Escrita Lição 5. CPAD, O Juízo contra Sodoma e Gomorra, 2Tr26, Com. Extras Pr. Henrique, EBD NA TV
Para nos ajudar PIX 33195781620 (CPF) Luiz Henrique de Almeida Silva
 
ESBOÇO DA LIÇÃO
I – OS ANJOS VISITAM ABRAÃO
1. Abraão recebe a visita dos anjos do Senhor    
2. A hospitalidade de Abraão     
3. O riso de Sara    
II - DEUS ANUNCIA SEUS PLANOS A ABRAÃO
1. O anúncio da destruição     
2. O pecado leva à destruição   
3. A intercessão      
III – A DESTRUIÇÃO DE SODOMA E GOMORRA
1. DEUS “é fogo consumidor”    
2. Uma catástrofe sem igual       
3. Transformada em estátua de sal      
 
TEXTO ÁUREO
“Disse mais: Ora, não se ire o Senhor que ainda só mais esta vez falo: se, porventura, se acharem ali dez? E disse: Não a destruirei, por amor dos dez.” (Gn 18.32)
 
VERDADE PRÁTICA
DEUS é misericordioso e dá tempo para o arrependimento, mas, quando o homem não quer, seu juízo é sem misericórdia.
 
LEITURA DIÁRIA
Segunda - Sl 25.14 DEUS revela seus segredos para os que o temem
Terça - Gn 18.32 Abraão intercede por Sodoma e Gomorra
Quarta - 1 Tm 2.1 Devemos interceder por todos
Quinta - Ez 22.30 DEUS busca por intercessores perseverantes
Sexta - Rm 8.26 O ESPÍRITO SANTO intercede por nós
Sábado - Rm 8.34 JESUS, nosso intercessor
 
LEITURA BÍBLICA EM CLASSE - Gênesis 18.23-32
23 - E chegou-se Abraão, dizendo: Destruirás também o justo com o ímpio? 24 - Se, porventura, houver cinquenta justos na cidade, destrui-los-ás também e não pouparás o lugar por causa dos cinquenta justos que estão dentro dela? 25 - Longe de ti que faças tal coisa, que mates o justo com o ímpio; que o justo seja como o ímpio, longe de ti seja.

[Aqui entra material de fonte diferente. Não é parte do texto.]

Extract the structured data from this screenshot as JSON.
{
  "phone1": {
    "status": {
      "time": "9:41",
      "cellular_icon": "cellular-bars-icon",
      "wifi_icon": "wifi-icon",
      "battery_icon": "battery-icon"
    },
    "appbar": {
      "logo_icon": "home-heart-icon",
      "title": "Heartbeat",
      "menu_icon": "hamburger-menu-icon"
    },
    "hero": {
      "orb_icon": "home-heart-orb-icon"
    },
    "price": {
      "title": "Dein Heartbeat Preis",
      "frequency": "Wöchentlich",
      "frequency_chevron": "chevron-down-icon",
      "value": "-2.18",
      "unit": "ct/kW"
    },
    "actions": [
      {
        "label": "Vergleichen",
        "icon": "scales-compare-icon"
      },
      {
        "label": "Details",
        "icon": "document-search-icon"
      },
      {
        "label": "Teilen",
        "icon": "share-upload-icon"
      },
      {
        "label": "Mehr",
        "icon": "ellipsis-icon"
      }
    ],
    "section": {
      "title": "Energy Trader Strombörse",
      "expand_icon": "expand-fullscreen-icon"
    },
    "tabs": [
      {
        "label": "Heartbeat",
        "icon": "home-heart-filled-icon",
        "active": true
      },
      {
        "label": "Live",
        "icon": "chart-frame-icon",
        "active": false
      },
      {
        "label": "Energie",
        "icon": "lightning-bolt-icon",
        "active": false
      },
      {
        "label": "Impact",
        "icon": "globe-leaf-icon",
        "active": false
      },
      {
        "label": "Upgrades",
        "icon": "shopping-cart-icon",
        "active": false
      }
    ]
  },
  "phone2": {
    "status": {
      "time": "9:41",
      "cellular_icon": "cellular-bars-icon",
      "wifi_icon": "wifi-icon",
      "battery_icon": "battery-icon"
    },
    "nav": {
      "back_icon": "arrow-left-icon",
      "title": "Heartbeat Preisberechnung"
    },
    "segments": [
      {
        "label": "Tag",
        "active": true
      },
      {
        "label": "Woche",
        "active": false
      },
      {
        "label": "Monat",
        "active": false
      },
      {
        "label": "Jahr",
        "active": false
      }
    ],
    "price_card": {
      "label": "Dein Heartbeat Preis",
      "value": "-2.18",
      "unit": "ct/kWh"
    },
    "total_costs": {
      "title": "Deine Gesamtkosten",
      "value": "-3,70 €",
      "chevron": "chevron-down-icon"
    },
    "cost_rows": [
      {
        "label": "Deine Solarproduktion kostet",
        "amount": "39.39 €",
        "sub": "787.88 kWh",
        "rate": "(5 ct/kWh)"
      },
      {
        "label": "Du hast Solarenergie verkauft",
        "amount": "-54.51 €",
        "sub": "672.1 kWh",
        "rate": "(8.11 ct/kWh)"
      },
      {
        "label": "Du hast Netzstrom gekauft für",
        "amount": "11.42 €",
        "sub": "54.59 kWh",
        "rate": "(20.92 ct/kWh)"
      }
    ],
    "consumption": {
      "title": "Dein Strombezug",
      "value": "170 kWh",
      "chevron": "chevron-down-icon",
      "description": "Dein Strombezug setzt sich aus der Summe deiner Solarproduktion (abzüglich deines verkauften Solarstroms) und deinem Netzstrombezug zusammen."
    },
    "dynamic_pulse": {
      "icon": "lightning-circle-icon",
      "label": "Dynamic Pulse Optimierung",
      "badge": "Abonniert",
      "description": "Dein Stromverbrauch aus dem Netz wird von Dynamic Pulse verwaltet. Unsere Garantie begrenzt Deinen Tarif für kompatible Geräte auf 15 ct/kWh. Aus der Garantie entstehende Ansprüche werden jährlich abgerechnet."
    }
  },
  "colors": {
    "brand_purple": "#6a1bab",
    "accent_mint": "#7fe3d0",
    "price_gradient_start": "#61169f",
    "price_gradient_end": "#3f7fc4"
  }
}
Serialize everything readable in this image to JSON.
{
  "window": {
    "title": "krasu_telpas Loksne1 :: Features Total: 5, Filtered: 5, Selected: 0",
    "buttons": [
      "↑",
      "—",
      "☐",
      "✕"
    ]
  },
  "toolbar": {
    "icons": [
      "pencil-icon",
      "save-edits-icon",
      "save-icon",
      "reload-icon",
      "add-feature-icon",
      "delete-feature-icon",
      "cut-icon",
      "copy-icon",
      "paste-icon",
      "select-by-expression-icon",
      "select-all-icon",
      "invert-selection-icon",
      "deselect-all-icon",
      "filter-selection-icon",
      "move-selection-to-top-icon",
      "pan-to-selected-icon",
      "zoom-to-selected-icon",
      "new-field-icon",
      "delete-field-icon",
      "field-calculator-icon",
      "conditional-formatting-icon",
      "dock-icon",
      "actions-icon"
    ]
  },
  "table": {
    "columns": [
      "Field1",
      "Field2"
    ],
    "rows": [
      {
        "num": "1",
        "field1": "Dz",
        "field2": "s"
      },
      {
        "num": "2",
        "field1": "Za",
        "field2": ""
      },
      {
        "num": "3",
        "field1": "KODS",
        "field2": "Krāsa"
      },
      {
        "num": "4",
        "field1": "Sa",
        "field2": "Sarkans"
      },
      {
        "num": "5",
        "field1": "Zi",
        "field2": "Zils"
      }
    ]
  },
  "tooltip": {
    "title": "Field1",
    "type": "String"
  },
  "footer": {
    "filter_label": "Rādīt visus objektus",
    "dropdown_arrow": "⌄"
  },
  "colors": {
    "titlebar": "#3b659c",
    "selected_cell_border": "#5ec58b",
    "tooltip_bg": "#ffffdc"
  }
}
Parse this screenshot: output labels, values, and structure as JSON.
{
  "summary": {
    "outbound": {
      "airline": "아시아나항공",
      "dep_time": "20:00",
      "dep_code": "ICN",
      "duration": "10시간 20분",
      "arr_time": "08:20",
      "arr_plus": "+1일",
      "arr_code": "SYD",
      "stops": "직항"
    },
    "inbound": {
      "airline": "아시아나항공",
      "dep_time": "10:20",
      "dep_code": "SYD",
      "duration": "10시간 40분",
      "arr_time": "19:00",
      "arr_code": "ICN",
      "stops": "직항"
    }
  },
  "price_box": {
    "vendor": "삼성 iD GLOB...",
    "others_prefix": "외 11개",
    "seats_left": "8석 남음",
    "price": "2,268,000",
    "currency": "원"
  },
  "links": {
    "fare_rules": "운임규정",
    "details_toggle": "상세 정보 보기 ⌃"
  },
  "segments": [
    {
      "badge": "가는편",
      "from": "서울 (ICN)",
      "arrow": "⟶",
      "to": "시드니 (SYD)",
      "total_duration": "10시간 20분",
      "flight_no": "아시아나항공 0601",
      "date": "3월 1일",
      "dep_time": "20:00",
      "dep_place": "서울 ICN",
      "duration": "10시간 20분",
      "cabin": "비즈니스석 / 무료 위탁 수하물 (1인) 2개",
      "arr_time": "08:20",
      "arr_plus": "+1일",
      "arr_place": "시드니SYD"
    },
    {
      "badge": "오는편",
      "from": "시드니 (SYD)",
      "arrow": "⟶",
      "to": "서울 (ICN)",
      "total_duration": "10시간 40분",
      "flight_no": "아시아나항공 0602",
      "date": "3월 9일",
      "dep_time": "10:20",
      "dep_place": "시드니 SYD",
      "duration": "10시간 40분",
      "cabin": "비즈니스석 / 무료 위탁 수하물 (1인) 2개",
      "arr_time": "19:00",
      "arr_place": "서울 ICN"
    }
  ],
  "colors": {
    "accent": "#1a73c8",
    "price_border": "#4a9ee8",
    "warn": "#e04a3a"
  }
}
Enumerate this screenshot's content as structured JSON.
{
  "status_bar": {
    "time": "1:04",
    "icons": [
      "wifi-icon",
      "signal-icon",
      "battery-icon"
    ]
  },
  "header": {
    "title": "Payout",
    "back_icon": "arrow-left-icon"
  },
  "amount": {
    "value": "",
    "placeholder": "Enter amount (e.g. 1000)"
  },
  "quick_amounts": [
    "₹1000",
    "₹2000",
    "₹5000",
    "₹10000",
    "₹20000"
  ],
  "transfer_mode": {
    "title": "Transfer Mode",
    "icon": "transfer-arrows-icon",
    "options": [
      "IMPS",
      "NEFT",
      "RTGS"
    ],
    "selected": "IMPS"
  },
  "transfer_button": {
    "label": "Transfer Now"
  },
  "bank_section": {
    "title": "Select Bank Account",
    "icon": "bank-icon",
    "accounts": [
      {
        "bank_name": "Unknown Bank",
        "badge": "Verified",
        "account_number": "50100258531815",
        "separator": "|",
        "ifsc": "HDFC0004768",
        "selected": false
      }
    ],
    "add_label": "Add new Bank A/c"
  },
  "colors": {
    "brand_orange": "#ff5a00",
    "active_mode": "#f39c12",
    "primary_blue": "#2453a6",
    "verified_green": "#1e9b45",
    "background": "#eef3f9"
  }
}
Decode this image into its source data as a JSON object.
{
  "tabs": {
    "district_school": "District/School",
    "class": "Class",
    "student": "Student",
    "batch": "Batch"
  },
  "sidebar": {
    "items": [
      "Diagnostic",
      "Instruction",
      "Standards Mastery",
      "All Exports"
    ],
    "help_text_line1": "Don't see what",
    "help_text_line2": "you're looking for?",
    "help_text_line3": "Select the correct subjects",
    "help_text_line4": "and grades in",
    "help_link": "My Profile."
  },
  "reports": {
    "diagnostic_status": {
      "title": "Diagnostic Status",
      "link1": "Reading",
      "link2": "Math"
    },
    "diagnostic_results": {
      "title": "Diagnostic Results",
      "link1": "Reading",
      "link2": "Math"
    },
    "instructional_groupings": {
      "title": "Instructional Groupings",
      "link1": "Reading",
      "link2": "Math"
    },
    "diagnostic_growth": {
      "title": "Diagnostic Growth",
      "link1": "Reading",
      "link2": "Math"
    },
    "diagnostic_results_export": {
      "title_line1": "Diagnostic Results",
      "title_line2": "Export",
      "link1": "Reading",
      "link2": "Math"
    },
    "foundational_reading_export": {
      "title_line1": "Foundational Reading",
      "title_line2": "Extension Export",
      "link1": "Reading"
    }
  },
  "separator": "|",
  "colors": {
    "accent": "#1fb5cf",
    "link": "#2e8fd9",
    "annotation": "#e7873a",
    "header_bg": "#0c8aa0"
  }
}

Não faria justiça o Juiz de toda a terra? 26 - Então, disse o Senhor: Se eu em Sodoma achar cinquenta justos dentro da cidade, pouparei todo o lugar por amor deles. 27 - E respondeu Abraão, dizendo: Eis que, agora, me atrevi a falar ao Senhor, ainda que sou pó e cinza. 28 - Se, porventura, faltarem de cinquenta justos cinco, destruirás por aqueles cinco toda a cidade? E disse: Não a destruirei, se eu achar ali quarenta e cinco. 29 - E continuou ainda a falar-lhe e disse: Se, porventura, acharem ali quarenta? E disse: Não o farei, por amor dos quarenta. 30 - Disse mais: Ora, não se ire o Senhor, se eu ainda falar: se, porventura, se acharem ali trinta? E disse: Não o farei se achar ali trinta. 31 - E disse: Eis que, agora, me atrevi a falar ao Senhor: se, porventura, se acharem ali vinte? E disse: Não a destruirei, por amor dos vinte. 32 - Disse mais: Ora, não se ire o Senhor que ainda só mais esta vez falo: se, porventura, se acharem ali dez? E disse: Não a destruirei, por amor dos dez.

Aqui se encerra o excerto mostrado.